The reason is that compiling and maintaining the dynamic documents would currently still take more resources than we have. We retain a lot of the reproducibility but lose some “literate” aspects.
Personally, I use the same strategy of submitting static snapshots of Sweave documents for almost all of my papers. If the targeted journal has facilities for sharing replication material already in the reviewing stage, I include code in my submissions. Otherwise I often try to include it in one of my CRAN packages if appropriate. Probably also not the ideal solution but still better than what is available for many “standard” papers.
I think Ben Bolker’s being too modest. If the files posted on his website don’t mislead, he’s published a swoven _book_ as well.
One addition, the paper Ben links too looks like a good read by itself, but I wanted to have a look at the sweave file. There is a “data supplement”, but strangely enough it appears as just the text “R code and data files” (http://rsif.royalsocietypublishing.org/content/early/2009/10/27/rsif.2009.0384/suppl/DC1)
Oops. How about http://www.math.mcmaster.ca/bolker/misc/bolker_jrsi.tgz ? (I know that defeats the purpose; if I get to it I’ll try to nag the JRSI editorial office.)
The complications discussed in this blog are some of the reasons why we decided to develop the Potsdam Mind Research Repository (http://read.psych.uni-potsdam.de/pmr2/ ; see also “About”). All the journals in our field (experimental psychology) have some form of open access policy (usually green way). This gives us the option to publish preprint, postprint, or pdf and associate data and analyses scripts with each peer-reviewed publication (“paper package”). We also are ready to include “paper packages” from other labs working on related topics. We think that such small communities are more likely to engage exchange and re-analyses of published data than large all-purpose archives.
I wrote almost everything in Sweave, which motivated my re-invention of the wheel — the knitr package (http://yihui.github.com/knitr/). Now my answer to your question is definitely yes, since it takes me 10 seconds to set up a document with LyX and knitr from scratch (see this short video http://vimeo.com/32948939), so why not?

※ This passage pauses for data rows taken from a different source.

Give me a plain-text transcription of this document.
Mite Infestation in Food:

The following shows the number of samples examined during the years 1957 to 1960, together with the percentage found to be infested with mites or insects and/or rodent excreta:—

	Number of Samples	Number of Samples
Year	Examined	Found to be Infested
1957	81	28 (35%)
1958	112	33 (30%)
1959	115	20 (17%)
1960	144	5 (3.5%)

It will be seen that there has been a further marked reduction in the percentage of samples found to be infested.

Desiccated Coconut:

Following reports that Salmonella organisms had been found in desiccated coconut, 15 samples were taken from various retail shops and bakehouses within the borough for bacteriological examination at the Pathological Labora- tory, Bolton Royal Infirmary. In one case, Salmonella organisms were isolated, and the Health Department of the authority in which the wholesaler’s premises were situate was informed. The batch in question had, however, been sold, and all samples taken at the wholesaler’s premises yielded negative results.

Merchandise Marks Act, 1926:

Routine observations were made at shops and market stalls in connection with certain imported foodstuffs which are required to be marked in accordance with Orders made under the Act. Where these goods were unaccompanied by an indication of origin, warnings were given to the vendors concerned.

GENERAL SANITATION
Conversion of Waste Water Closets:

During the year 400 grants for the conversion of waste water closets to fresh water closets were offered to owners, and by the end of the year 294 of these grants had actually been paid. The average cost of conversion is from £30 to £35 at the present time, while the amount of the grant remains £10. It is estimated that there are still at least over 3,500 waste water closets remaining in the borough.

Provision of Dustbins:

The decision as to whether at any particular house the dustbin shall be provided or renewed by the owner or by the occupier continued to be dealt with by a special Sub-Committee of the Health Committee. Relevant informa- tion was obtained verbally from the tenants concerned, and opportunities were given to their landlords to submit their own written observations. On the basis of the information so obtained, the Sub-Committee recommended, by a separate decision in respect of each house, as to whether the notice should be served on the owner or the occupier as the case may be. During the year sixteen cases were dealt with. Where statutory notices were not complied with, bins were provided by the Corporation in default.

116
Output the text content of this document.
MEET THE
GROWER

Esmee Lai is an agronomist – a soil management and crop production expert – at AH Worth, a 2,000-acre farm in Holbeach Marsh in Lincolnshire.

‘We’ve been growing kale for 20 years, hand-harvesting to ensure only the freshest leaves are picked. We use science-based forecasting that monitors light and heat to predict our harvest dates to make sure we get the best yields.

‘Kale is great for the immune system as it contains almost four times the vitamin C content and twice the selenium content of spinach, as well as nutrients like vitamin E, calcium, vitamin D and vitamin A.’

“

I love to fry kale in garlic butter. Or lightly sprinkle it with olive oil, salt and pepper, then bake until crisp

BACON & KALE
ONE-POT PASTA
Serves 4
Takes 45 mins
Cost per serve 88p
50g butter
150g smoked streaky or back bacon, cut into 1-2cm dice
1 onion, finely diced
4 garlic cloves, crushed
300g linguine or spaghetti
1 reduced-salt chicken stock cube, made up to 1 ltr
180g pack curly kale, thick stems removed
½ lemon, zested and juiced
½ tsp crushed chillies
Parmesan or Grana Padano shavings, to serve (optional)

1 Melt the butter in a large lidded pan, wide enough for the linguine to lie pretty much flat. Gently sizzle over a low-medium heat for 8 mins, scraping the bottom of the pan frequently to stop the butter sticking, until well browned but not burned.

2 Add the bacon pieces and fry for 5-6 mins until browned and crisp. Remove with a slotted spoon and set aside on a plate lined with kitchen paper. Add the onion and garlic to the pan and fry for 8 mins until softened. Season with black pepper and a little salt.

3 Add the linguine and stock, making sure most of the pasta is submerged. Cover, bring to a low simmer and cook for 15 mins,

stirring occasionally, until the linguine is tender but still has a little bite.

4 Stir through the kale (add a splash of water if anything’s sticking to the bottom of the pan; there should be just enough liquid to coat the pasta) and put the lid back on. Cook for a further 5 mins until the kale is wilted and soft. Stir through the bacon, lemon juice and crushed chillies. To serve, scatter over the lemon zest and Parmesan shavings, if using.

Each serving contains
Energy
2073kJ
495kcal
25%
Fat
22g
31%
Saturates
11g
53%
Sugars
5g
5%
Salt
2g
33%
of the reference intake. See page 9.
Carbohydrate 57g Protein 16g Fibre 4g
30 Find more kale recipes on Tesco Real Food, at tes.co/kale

I think a broader question is how our journals in this age should change towards a reproducible manner. Traditional papers are published in a “fixed” manner — once submitted, they are “dead”. I believe at least electronic journals like JSS may try to provide an environment like CRAN to rebuild papers periodically from source; original authors should be notified in case of errors. Why software packages must be re-built and re-checked periodically but scientific papers should not?